Das Problem ist, dass das Augenmerk wegen der restriktiven Regeln des Stabilitäts- und Wachstumspakt auf Haushaltskonsolidierung statt auf Fiskal-Stimulus gerichtet wird. Die Grössenordnung der Ersparnisbildung im Privatsektor wird ignoriert. Und die Grössenordnung des Haushaltsdefizits rückt immer mehr in den Mittelpunkt.

Dabei bietet der steile Rückgang der Renditen Unterstützung für Fiscal Stimulus und liefert einen Selbstkorrektur-Mechanismus in einer Bilanz-Rezession. Die Tatsache, dass der Selbstkorrektur-Mechanismus in der EWU nicht funktioniert ist, ein Beleg für die strukturelle Schwachstelle der Europäischen Union. 

Dass die Ersparnisbildung z.B. in Irland, Spanien und Portugal deutlich höher ist als das Haushaltsdefizit, deutet darauf hin, dass die Staatsausgaben zu wenig sind.
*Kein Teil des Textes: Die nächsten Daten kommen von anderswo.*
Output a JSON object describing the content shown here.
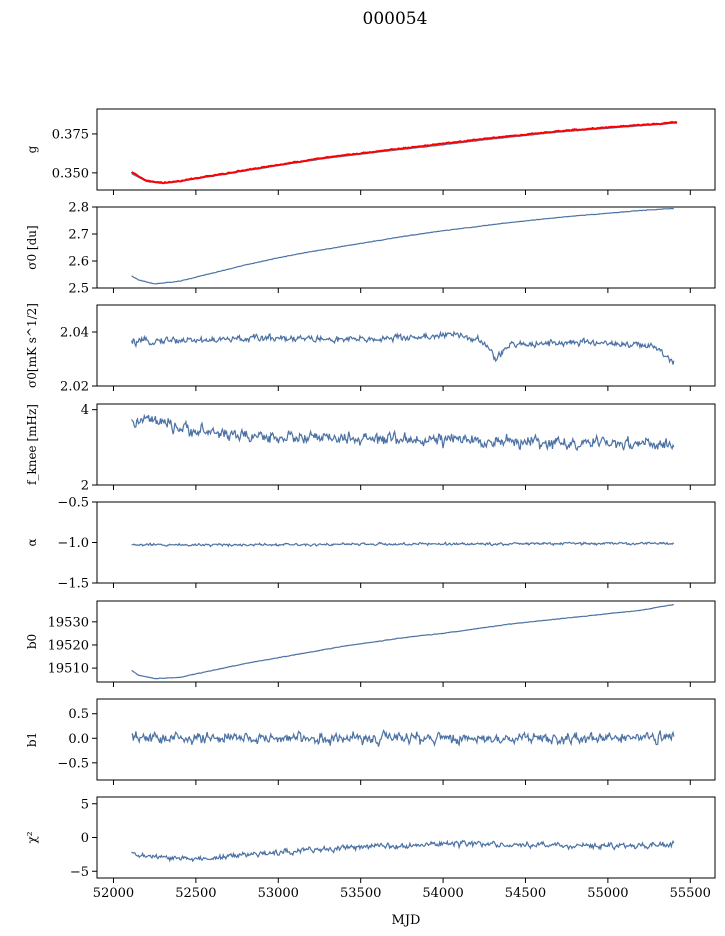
{
  "figure": {
    "suptitle": "000054",
    "xlabel": "MJD"
  },
  "colors": {
    "series": "#4c72a4",
    "overlay": "#ff0000"
  },
  "chart_data": [
    {
      "type": "line",
      "ylabel": "g",
      "xlim": [
        51900,
        55650
      ],
      "ylim": [
        0.339,
        0.391
      ],
      "yticks": [
        0.35,
        0.375
      ],
      "ytick_labels": [
        "0.350",
        "0.375"
      ],
      "x": [
        52110,
        52200,
        52300,
        52400,
        52500,
        52700,
        52900,
        53100,
        53300,
        53500,
        53700,
        53900,
        54100,
        54300,
        54500,
        54700,
        54900,
        55100,
        55300,
        55420
      ],
      "series": [
        {
          "values": [
            0.3495,
            0.3445,
            0.3432,
            0.3443,
            0.3462,
            0.3495,
            0.353,
            0.3563,
            0.3595,
            0.362,
            0.3645,
            0.3668,
            0.3693,
            0.3718,
            0.374,
            0.3762,
            0.3778,
            0.3795,
            0.381,
            0.382
          ]
        },
        {
          "values": [
            0.3505,
            0.345,
            0.3435,
            0.3446,
            0.3466,
            0.3499,
            0.3535,
            0.3568,
            0.36,
            0.3626,
            0.3651,
            0.3675,
            0.37,
            0.3725,
            0.3746,
            0.3767,
            0.3784,
            0.38,
            0.3815,
            0.3826
          ]
        }
      ],
      "noise": [
        0.0003,
        0.0007
      ]
    },
    {
      "type": "line",
      "ylabel": "σ0 [du]",
      "xlim": [
        51900,
        55650
      ],
      "ylim": [
        2.5,
        2.8
      ],
      "yticks": [
        2.5,
        2.6,
        2.7,
        2.8
      ],
      "ytick_labels": [
        "2.5",
        "2.6",
        "2.7",
        "2.8"
      ],
      "x": [
        52110,
        52150,
        52250,
        52400,
        52600,
        52800,
        53000,
        53200,
        53400,
        53600,
        53800,
        54000,
        54200,
        54400,
        54600,
        54800,
        55000,
        55200,
        55400
      ],
      "series": [
        {
          "values": [
            2.545,
            2.53,
            2.515,
            2.525,
            2.555,
            2.585,
            2.612,
            2.635,
            2.655,
            2.675,
            2.695,
            2.712,
            2.727,
            2.742,
            2.755,
            2.767,
            2.777,
            2.787,
            2.795
          ]
        }
      ],
      "noise": [
        0.002
      ]
    },
    {
      "type": "line",
      "ylabel": "σ0[mK s^1/2]",
      "xlim": [
        51900,
        55650
      ],
      "ylim": [
        2.02,
        2.05
      ],
      "yticks": [
        2.02,
        2.04
      ],
      "ytick_labels": [
        "2.02",
        "2.04"
      ],
      "x": [
        52110,
        52300,
        52600,
        53000,
        53400,
        53800,
        54100,
        54250,
        54320,
        54400,
        54600,
        55000,
        55200,
        55300,
        55350,
        55400
      ],
      "series": [
        {
          "values": [
            2.036,
            2.037,
            2.037,
            2.038,
            2.037,
            2.038,
            2.039,
            2.036,
            2.03,
            2.035,
            2.036,
            2.036,
            2.035,
            2.034,
            2.031,
            2.029
          ]
        }
      ],
      "noise": [
        0.0028
      ]
    },
    {
      "type": "line",
      "ylabel": "f_knee [mHz]",
      "xlim": [
        51900,
        55650
      ],
      "ylim": [
        2,
        4.15
      ],
      "yticks": [
        2,
        4
      ],
      "ytick_labels": [
        "2",
        "4"
      ],
      "x": [
        52110,
        52200,
        52400,
        52800,
        53200,
        53600,
        54000,
        54400,
        54800,
        55200,
        55400
      ],
      "series": [
        {
          "values": [
            3.6,
            3.75,
            3.5,
            3.3,
            3.25,
            3.2,
            3.2,
            3.15,
            3.1,
            3.1,
            3.05
          ]
        }
      ],
      "noise": [
        0.35
      ]
    },
    {
      "type": "line",
      "ylabel": "α",
      "xlim": [
        51900,
        55650
      ],
      "ylim": [
        -1.5,
        -0.5
      ],
      "yticks": [
        -1.5,
        -1.0,
        -0.5
      ],
      "ytick_labels": [
        "−1.5",
        "−1.0",
        "−0.5"
      ],
      "x": [
        52110,
        55400
      ],
      "series": [
        {
          "values": [
            -1.03,
            -1.01
          ]
        }
      ],
      "noise": [
        0.035
      ]
    },
    {
      "type": "line",
      "ylabel": "b0",
      "xlim": [
        51900,
        55650
      ],
      "ylim": [
        19504,
        19539
      ],
      "yticks": [
        19510,
        19520,
        19530
      ],
      "ytick_labels": [
        "19510",
        "19520",
        "19530"
      ],
      "x": [
        52110,
        52150,
        52250,
        52400,
        52600,
        52800,
        53000,
        53200,
        53400,
        53600,
        53800,
        54000,
        54200,
        54400,
        54600,
        54800,
        55000,
        55200,
        55400
      ],
      "series": [
        {
          "values": [
            19509,
            19507,
            19505.5,
            19506,
            19509,
            19512,
            19514.5,
            19517,
            19519.5,
            19521.5,
            19523.5,
            19525,
            19527,
            19529,
            19530.5,
            19532,
            19533.5,
            19535,
            19537.5
          ]
        }
      ],
      "noise": [
        0.25
      ]
    },
    {
      "type": "line",
      "ylabel": "b1",
      "xlim": [
        51900,
        55650
      ],
      "ylim": [
        -0.85,
        0.8
      ],
      "yticks": [
        -0.5,
        0.0,
        0.5
      ],
      "ytick_labels": [
        "−0.5",
        "0.0",
        "0.5"
      ],
      "x": [
        52110,
        55400
      ],
      "series": [
        {
          "values": [
            0.0,
            0.0
          ]
        }
      ],
      "noise": [
        0.25
      ]
    },
    {
      "type": "line",
      "ylabel": "χ²",
      "xlim": [
        51900,
        55650
      ],
      "ylim": [
        -6,
        6
      ],
      "yticks": [
        -5,
        0,
        5
      ],
      "ytick_labels": [
        "−5",
        "0",
        "5"
      ],
      "x": [
        52110,
        52300,
        52500,
        52800,
        53200,
        53600,
        54000,
        54400,
        54800,
        55200,
        55400
      ],
      "series": [
        {
          "values": [
            -2.5,
            -3.0,
            -3.2,
            -2.6,
            -1.8,
            -1.3,
            -0.9,
            -1.1,
            -1.2,
            -1.3,
            -1.0
          ]
        }
      ],
      "noise": [
        0.9
      ]
    }
  ],
  "shared_x_axis": {
    "ticks": [
      52000,
      52500,
      53000,
      53500,
      54000,
      54500,
      55000,
      55500
    ],
    "tick_labels": [
      "52000",
      "52500",
      "53000",
      "53500",
      "54000",
      "54500",
      "55000",
      "55500"
    ]
  }
}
Die "Deflationslücke" (deflationary gap) gleicht daher in einer Bilanz-Rezession der nicht geliehenen Ersparnisbildung (unborrowed savings) im Privatsektor. Man denke daran, dass die Nominalzinsen nahe null (zero lower bound) liegen.

Fazit: Wenn einer spart, muss ein anderer Schulden machen. Eine Volkswirtschaft kann nicht als Ganzes Geld sparen. Jemand muss das angesparte Geld aufnehmen, d.h. sich verschulden, um zu investieren. Da der Privatsektor keine Verwendung für die Ersparnisse findet, entfällt die Aufgabe auf die öffentliche Hand, die als die einzige Kreditnehmerin im Spiel bleibt.